Spoiler: This leads to Nystrom approximation: [Williams and Seeger 2000]

How does $J(\color{red}{f^*})$ changes?¶

$$ \begin{aligned} J(\color{blue}{f^*}) &= \sum_{i=1}^N \big(\color{blue}{f^*}(x_i) - y_i \big)^2 + \lambda\|\color{blue}{f^*}\|^2_{\mathcal{F}} \\ &= \sum_{i=1}^N \big(k(x_i,\color{blue}{X})\color{blue}{\alpha} - y_i \big)^2 + \lambda\sum_{i=1}^N \sum_{j=1}^N \color{blue}{\alpha_i} \color{blue}{\alpha_j} k(\color{blue}{x_i},\color{blue}{x_j}) \\ &= \|\color{blue}K \color{blue}\alpha - y \|^2 + \lambda\color{blue}\alpha^t \color{blue}K \color{blue}\alpha = J(\color{blue}\alpha) \end{aligned} $$

$$ \begin{aligned} J(\color{red}{f^*}) &= \sum_{i=1}^N \big(\color{red}{f^*}(x_i) - y_i \big)^2 + \lambda\|\color{red}{f^*}\|^2_{\mathcal{F}} \\ &= \sum_{i=1}^N \big(k(x_i,\color{red}{X_u})\color{red}{\alpha_u} - y_i \big)^2 + \lambda\sum_{i=1}^M \sum_{j=1}^M \color{red}{\alpha_{ui}} \color{red}{\alpha_{uj}} k(\color{red}{x_i},\color{red}{x_j}) \\ &= \|k(X_f,\color{red}{X_u}) \color{red}{\alpha_u} - y \|^2 + \lambda\color{red}{\alpha_u}^t \color{red}{K_{uu}} \color{red}{\alpha_u} = J(\color{red}{\alpha_u}) \end{aligned} $$

$$ k(X_f,X_u)=K_{fu} = \begin{pmatrix} k(x_1,x_{u_1}) & k(x_1,x_{u_2}) &...& k(x_1,x_{u_M}) \\ k(x_2,x_{u_1}) & k(x_2,x_{u_2}) &...& k(x_2,x_{u_M}) \\ \vdots & \vdots & \ddots &\vdots \\ k(x_N,x_{u_1}) & k(x_N,x_{u_2}) &...& k(x_N,x_{u_M}) \\ \end{pmatrix} \in \mathbb{R}^{N\times M} $$

SoR solution¶

Finding the $\color{red}{\alpha^*}$ that $\nabla_{\color{red}\alpha}J(\color{red}{\alpha^*}) = 0$ leads to:

$$ \begin{aligned} \color{red}{\alpha_u^*} &= \big(K_{uf} K_{fu} + \lambda K_{uu}\big)^{-1}K_{uf}y\\ &= K_{uu}^{-1}K_{uf}\big(\underbrace{K_{fu}K_{uu}^{-1}K_{uf}}_{Q_{ff}} + \lambda I\big)^{-1}y \end{aligned} $$

The Risk $J$ at this $\color{red}{\alpha_u^*}$ is: $$ \begin{aligned} J(\color{red}{f^*}) = J(\color{red}{\alpha_u^*}) &= \lambda y^t\big(\overbrace{K_{fu}K_{uu}^{-1}K_{uf}}^{Q_{ff}}+ \lambda I\big)^{-1} y \\ &= y^t \left( I -K_{fu}\Big(K_{uu}^{-1} + K_{uf}K_{fu}\Big)^{-1}K_{uf} \right)y \end{aligned} $$

Matrix Inversion Lemma to see the equivalences!

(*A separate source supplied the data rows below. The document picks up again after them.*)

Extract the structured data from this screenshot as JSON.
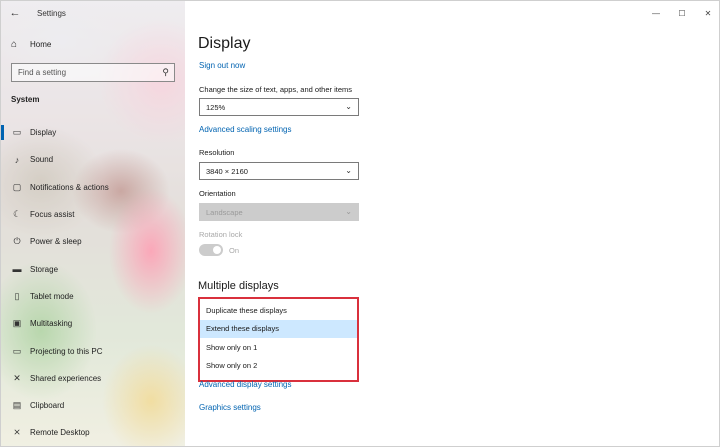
{
  "window": {
    "title": "Settings",
    "controls": {
      "minimize": "—",
      "maximize": "☐",
      "close": "✕"
    }
  },
  "sidebar": {
    "home_label": "Home",
    "search_placeholder": "Find a setting",
    "section_label": "System",
    "items": [
      {
        "label": "Display",
        "icon": "monitor-icon",
        "glyph": "▭"
      },
      {
        "label": "Sound",
        "icon": "speaker-icon",
        "glyph": "♪"
      },
      {
        "label": "Notifications & actions",
        "icon": "notifications-icon",
        "glyph": "▢"
      },
      {
        "label": "Focus assist",
        "icon": "moon-icon",
        "glyph": "☾"
      },
      {
        "label": "Power & sleep",
        "icon": "power-icon",
        "glyph": "⏻"
      },
      {
        "label": "Storage",
        "icon": "storage-icon",
        "glyph": "▬"
      },
      {
        "label": "Tablet mode",
        "icon": "tablet-icon",
        "glyph": "▯"
      },
      {
        "label": "Multitasking",
        "icon": "multitasking-icon",
        "glyph": "▣"
      },
      {
        "label": "Projecting to this PC",
        "icon": "projecting-icon",
        "glyph": "▭"
      },
      {
        "label": "Shared experiences",
        "icon": "shared-experiences-icon",
        "glyph": "✕"
      },
      {
        "label": "Clipboard",
        "icon": "clipboard-icon",
        "glyph": "▤"
      },
      {
        "label": "Remote Desktop",
        "icon": "remote-desktop-icon",
        "glyph": "⨯"
      }
    ]
  },
  "main": {
    "title": "Display",
    "sign_out": "Sign out now",
    "scale": {
      "label": "Change the size of text, apps, and other items",
      "value": "125%",
      "advanced_link": "Advanced scaling settings"
    },
    "resolution": {
      "label": "Resolution",
      "value": "3840 × 2160"
    },
    "orientation": {
      "label": "Orientation",
      "value": "Landscape"
    },
    "rotation_lock": {
      "label": "Rotation lock",
      "state": "On"
    },
    "multiple_displays": {
      "heading": "Multiple displays",
      "options": [
        "Duplicate these displays",
        "Extend these displays",
        "Show only on 1",
        "Show only on 2"
      ],
      "selected": "Extend these displays"
    },
    "advanced_display_link": "Advanced display settings",
    "graphics_link": "Graphics settings"
  }
}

Find the optimal $\color{red}{\alpha_u^*}$¶

$$ \begin{aligned} J(\color{red}{\alpha_u}) &= \|K_{fu} \color{red}{\alpha_u} - y \|^2 + \lambda\color{red}{\alpha_u}^t K_{uu} \color{red}{\alpha_u} \\ &= (K_{fu}\alpha -y)^t (K_{fu}\color{red}{\alpha_u} -y) + \lambda\color{red}{\alpha_u}^t K_{uu} \color{red}{\alpha_u}\\ &= \color{red}{\alpha_u}^t K_{uf} K_{fu}\color{red}{\alpha_u} -2 \color{red}{\alpha_u}^t K_{uf} y + y^t y + \lambda\color{red}{\alpha_u}^t K_{uu} \color{red}{\alpha_u} \end{aligned} $$

$$ \begin{aligned} \nabla_\alpha J(\color{red}{\alpha_u}) &= 2 K_{uf} K_{fu}\color{red}{\alpha_u} -2 K_{uf} y + 2\lambda K_{uu} \color{red}{\alpha_u} \\ &= 2 \big( K_{uf} K_{fu}\color{red}{\alpha_u} - K_{uf}y + \lambda K_{uu}\color{red}{\alpha_u}\big) \\ &= 2 \big( (K_{uf} K_{fu} + \lambda K_{uu})\color{red}{\alpha_u} - K_{uf}y \big) \end{aligned} $$

$\nabla_\alpha J(\color{red}{\alpha_u}) = 0$ $\implies$ $(K_{uf} K_{fu} + \lambda K_{uu})\color{red}{\alpha_u} - K_{uf}y = 0$ $\implies$

$$ \begin{aligned} \color{red}{\alpha_u^*} &= \big(K_{uf} K_{fu} + \lambda K_{uu}\big)^{-1}K_{uf}y\\ \color{red}{\alpha_u^*} &= K_{uu}^{-1}K_{uf}\big(\underbrace{K_{uf}K_{uu}^{-1} K_{fu}}_{Q_{ff}} + \lambda I\big)^{-1}y \end{aligned} $$

Last step: Matrix Inversion Lemma.

Matrix Inversion Lemma¶

$$ \Big(Z + UWV^t\Big)^{-1} = Z^{-1} -Z^{-1} U\Big(W^{-1} + V^tZ^{-1}U\Big)^{-1}V^tZ^{-1} $$ $Z$ and $W$ are square invertible matrices. $V$ and $U$ don't need to be.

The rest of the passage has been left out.